Some 77% of women said having their personal space is very important compared to 58% for men.
On top of that 78% of women say the same about having their own interests and hobbies versus 64% for men, and 35% of women say regular nights out with friends are important, compared to 23% of men.
More women than men were prepared to say definitively that they did not want to become parents, the study showed.
Kathleen Gerson, a sociology professor at New York University, who was not involved in the study, said: ‘Men do feel more empowered to acknowledge their desires for commitment and their desires for connection.
‘Men and women are looking for similar assets and are not judging a potential partner on the basis of gender-related traits – that a woman is looking for a paycheck object or a man is looking for a sex object.

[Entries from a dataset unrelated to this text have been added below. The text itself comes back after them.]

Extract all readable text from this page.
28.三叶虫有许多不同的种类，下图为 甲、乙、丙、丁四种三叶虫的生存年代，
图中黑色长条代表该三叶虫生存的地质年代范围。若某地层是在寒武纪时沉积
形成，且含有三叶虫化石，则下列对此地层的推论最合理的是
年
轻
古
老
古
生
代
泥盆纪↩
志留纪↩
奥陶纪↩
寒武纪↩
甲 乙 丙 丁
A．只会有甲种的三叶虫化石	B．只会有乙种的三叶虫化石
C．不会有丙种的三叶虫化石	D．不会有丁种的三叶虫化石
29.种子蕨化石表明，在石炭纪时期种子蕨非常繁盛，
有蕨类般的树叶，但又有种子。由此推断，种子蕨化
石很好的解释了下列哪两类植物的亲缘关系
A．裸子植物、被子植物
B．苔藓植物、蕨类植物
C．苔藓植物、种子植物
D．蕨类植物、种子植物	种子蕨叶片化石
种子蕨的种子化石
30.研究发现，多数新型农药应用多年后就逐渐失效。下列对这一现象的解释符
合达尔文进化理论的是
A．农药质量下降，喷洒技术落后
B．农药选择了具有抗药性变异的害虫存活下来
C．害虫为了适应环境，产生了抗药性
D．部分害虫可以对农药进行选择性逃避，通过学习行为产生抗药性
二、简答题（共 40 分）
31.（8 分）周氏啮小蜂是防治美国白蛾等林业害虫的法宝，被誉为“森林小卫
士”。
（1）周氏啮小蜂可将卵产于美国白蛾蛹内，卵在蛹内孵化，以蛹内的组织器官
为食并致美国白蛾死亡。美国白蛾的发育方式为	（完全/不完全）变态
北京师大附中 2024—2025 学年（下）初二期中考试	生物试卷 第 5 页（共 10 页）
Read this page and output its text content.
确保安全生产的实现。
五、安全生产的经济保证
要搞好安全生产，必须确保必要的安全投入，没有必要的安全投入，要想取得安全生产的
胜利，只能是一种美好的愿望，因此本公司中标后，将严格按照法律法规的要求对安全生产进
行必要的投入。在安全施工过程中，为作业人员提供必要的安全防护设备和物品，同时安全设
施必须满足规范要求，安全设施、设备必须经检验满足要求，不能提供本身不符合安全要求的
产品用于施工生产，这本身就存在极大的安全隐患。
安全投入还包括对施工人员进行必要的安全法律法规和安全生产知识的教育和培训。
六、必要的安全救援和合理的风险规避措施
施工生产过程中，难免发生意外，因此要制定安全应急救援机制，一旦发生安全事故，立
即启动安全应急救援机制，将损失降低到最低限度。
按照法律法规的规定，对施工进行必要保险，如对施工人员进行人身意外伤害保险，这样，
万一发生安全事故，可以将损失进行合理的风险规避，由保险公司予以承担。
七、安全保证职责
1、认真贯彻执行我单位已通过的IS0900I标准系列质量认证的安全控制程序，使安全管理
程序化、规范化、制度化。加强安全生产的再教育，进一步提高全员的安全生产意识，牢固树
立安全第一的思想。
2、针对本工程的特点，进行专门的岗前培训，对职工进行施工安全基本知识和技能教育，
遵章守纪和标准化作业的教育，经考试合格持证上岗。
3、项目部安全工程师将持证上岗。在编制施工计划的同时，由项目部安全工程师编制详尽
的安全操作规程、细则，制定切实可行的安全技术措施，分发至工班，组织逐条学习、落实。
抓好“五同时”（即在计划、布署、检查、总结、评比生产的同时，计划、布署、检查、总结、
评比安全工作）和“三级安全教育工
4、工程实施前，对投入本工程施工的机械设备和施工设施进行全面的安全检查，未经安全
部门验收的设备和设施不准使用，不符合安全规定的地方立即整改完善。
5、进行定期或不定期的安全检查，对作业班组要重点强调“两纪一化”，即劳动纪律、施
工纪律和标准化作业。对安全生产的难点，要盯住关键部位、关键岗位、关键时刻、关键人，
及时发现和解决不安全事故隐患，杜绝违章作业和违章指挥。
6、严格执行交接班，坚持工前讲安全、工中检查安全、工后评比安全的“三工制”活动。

‘They’re both looking for the whole package, more so than in the past.’ The research also highlighted changing social attitudes amongst single people to the extent that a person’s background now plays little role in choosing a potential mate.
Some 80% of men compared to 71% of women said they don’t care about the race of a love interest.
When it came to religious beliefs 83% of men said it did not matter versus 63% of women.
Men also appear to be the more romantic of the two sexes with 54% saying they had experienced love at first sight, compared with 44% of women.
Sherri Langburt founder of singles lifestyle website SingleEdition.com, said: ‘Men are writing us more about the emotional relationships than women.
‘Women are writing us about the one-night stands. Women are asking if it’s OK – ‘Can I have a one-night stand?’
‘Men are writing, ‘I’m single and I’m lonely and want to find love and can’t admit it to anyone’.’
The study of Americans aged 21 to 65 was undertaken by dating website Match.com and Rutgers University in New Jersey.